You must spend a lot of time re-filling your pool by the sounds of the big splashes your friends make.

  • Author
Posted
You should just cover yourself in steak sauce and ring the dinner bell next time.

 

Sometimes, when you squint... people look better. Give it a try.

 

You must spend a lot of time re-filling your pool by the sounds of the big splashes your friends make.

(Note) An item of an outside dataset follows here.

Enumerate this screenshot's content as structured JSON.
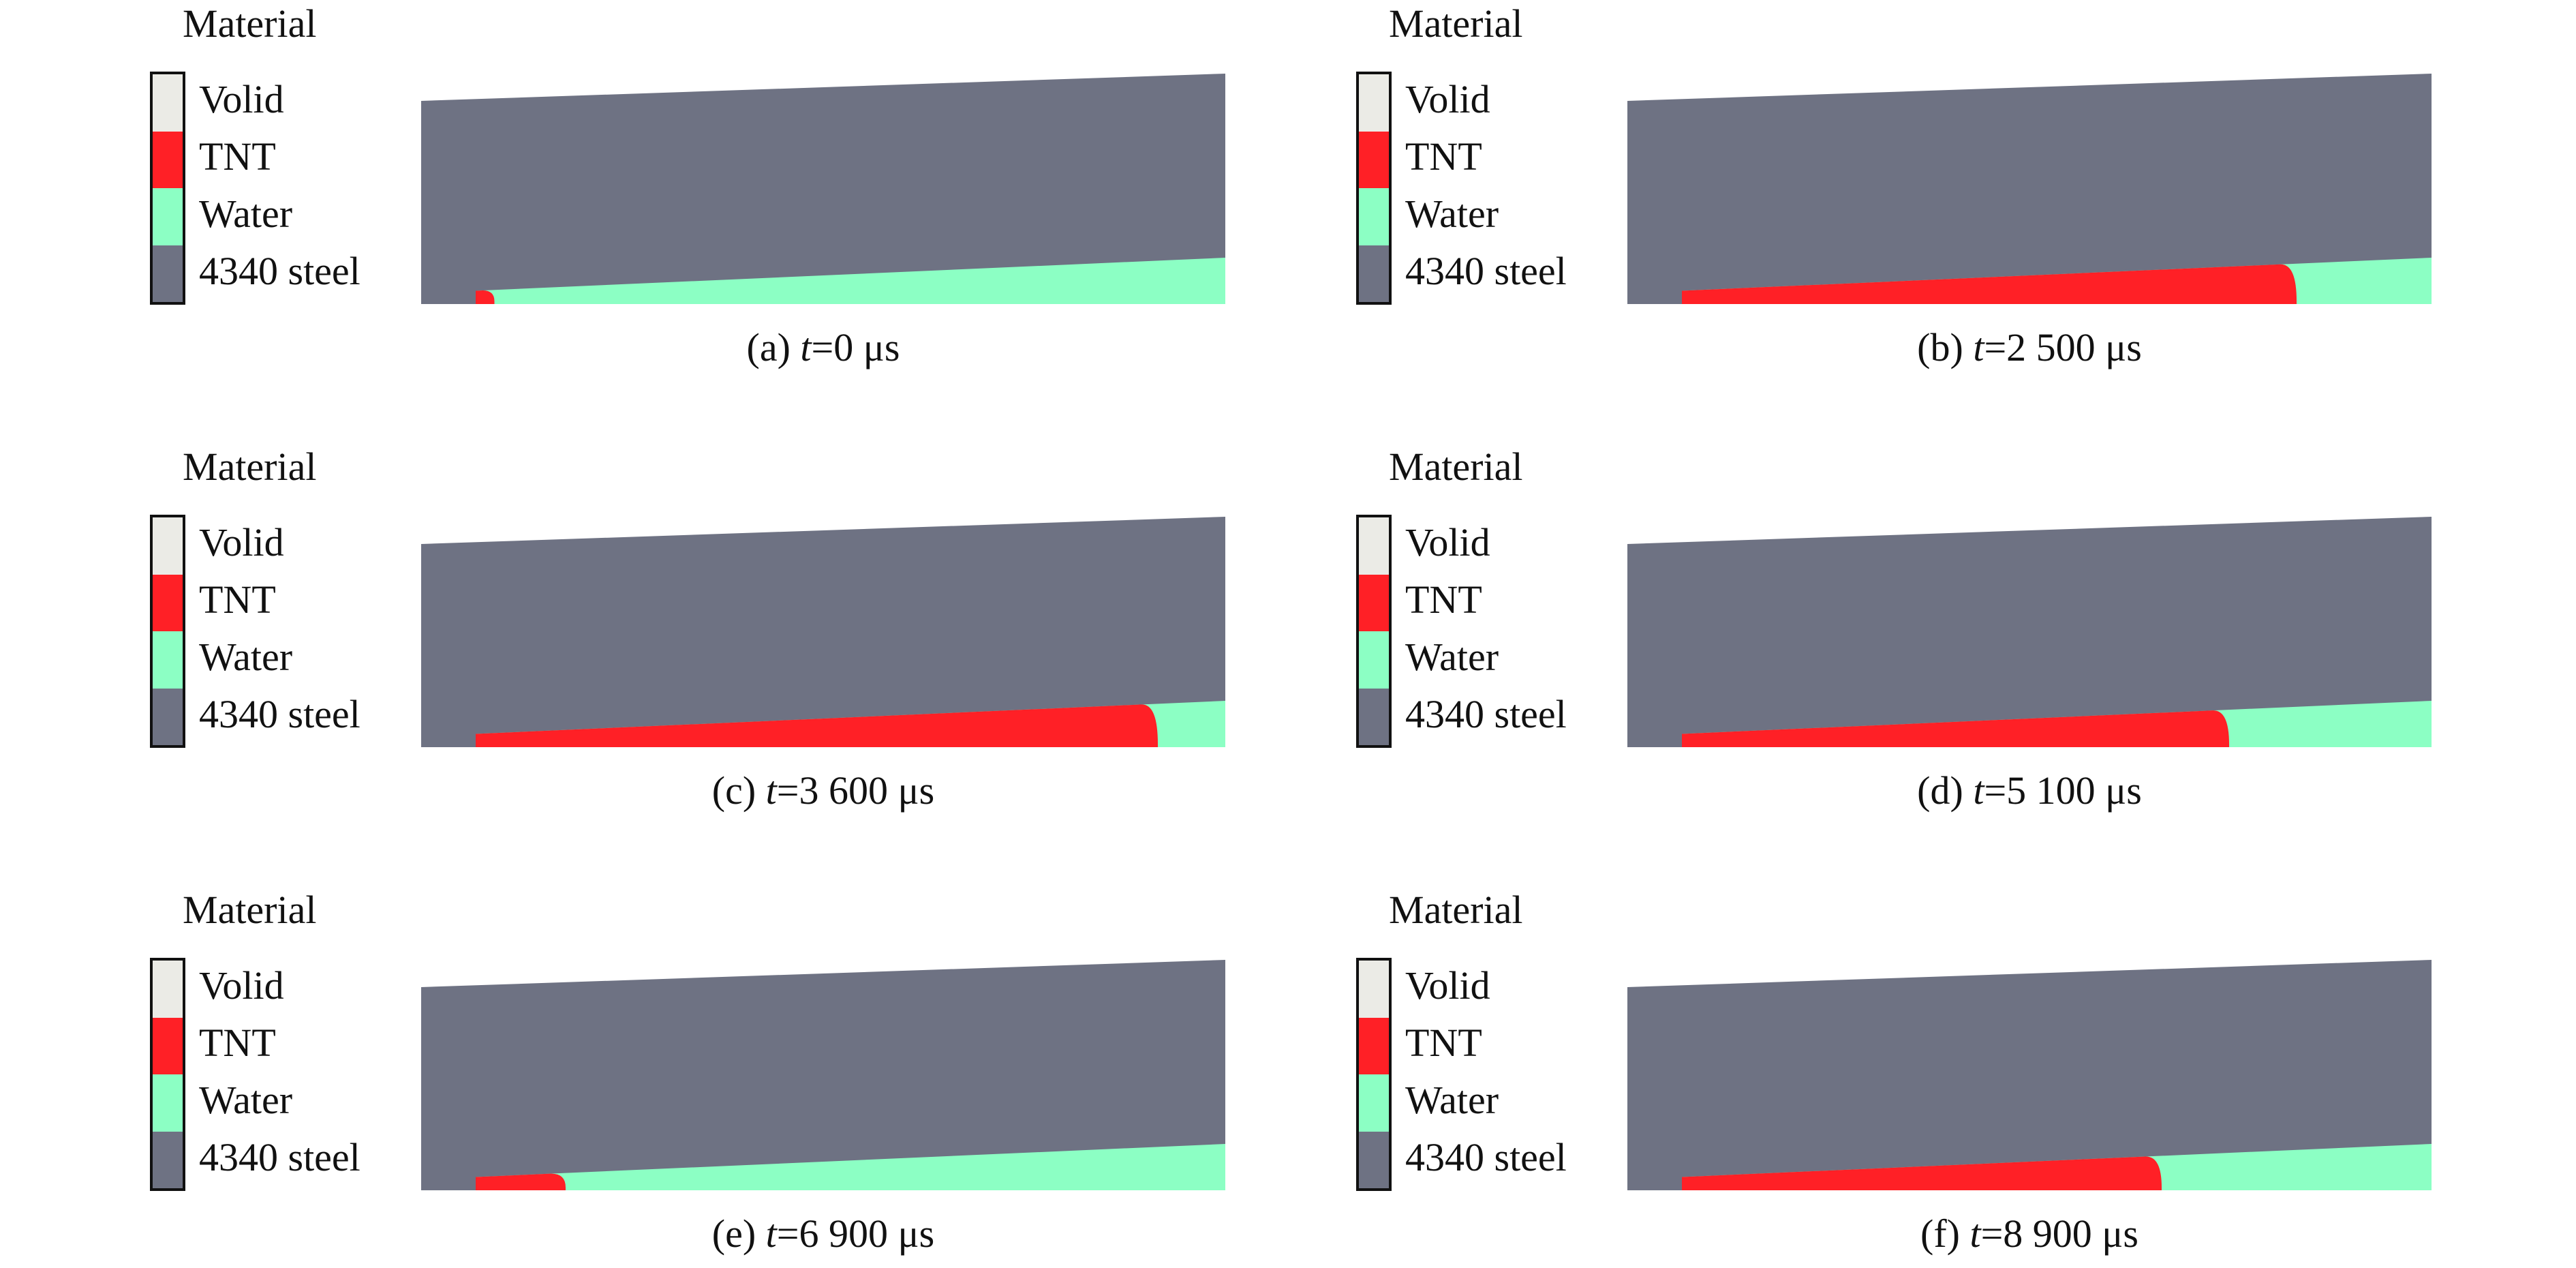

Wasn't my pool. I would never invite such "friends".

 

You're so right...Booze and squinting can improve others looks.

Posted
Wasn't my pool. I would never invite such "friends".

 

You're so right...Booze and squinting can improve others looks.

 

haha.

 

Well, at the next function just recite this mantra and see what kind of big splash it makes:

 

"Big mac, filet o' fish, quarter pounder, french fries...icy coke, milkshakes, sundaes and apple pies...."

 

You'll be like the pied piper of all the "large and in charge" pool side ladies.

:lmao:

 

Oh, and I used to squint and tell my husband "hey- you look like brad pitt". Hmm, he divorced me.

Posted
haha.

 

Well, at the next function just recite this mantra and see what kind of big splash it makes:

 

"Big mac, filet o' fish, quarter pounder, french fries...icy coke, milkshakes, sundaes and apple pies...."

 

You'll be like the pied piper of all the "large and in charge" pool side ladies.

:lmao:

Better yey, toss the junk food and make your escape while they chase after it.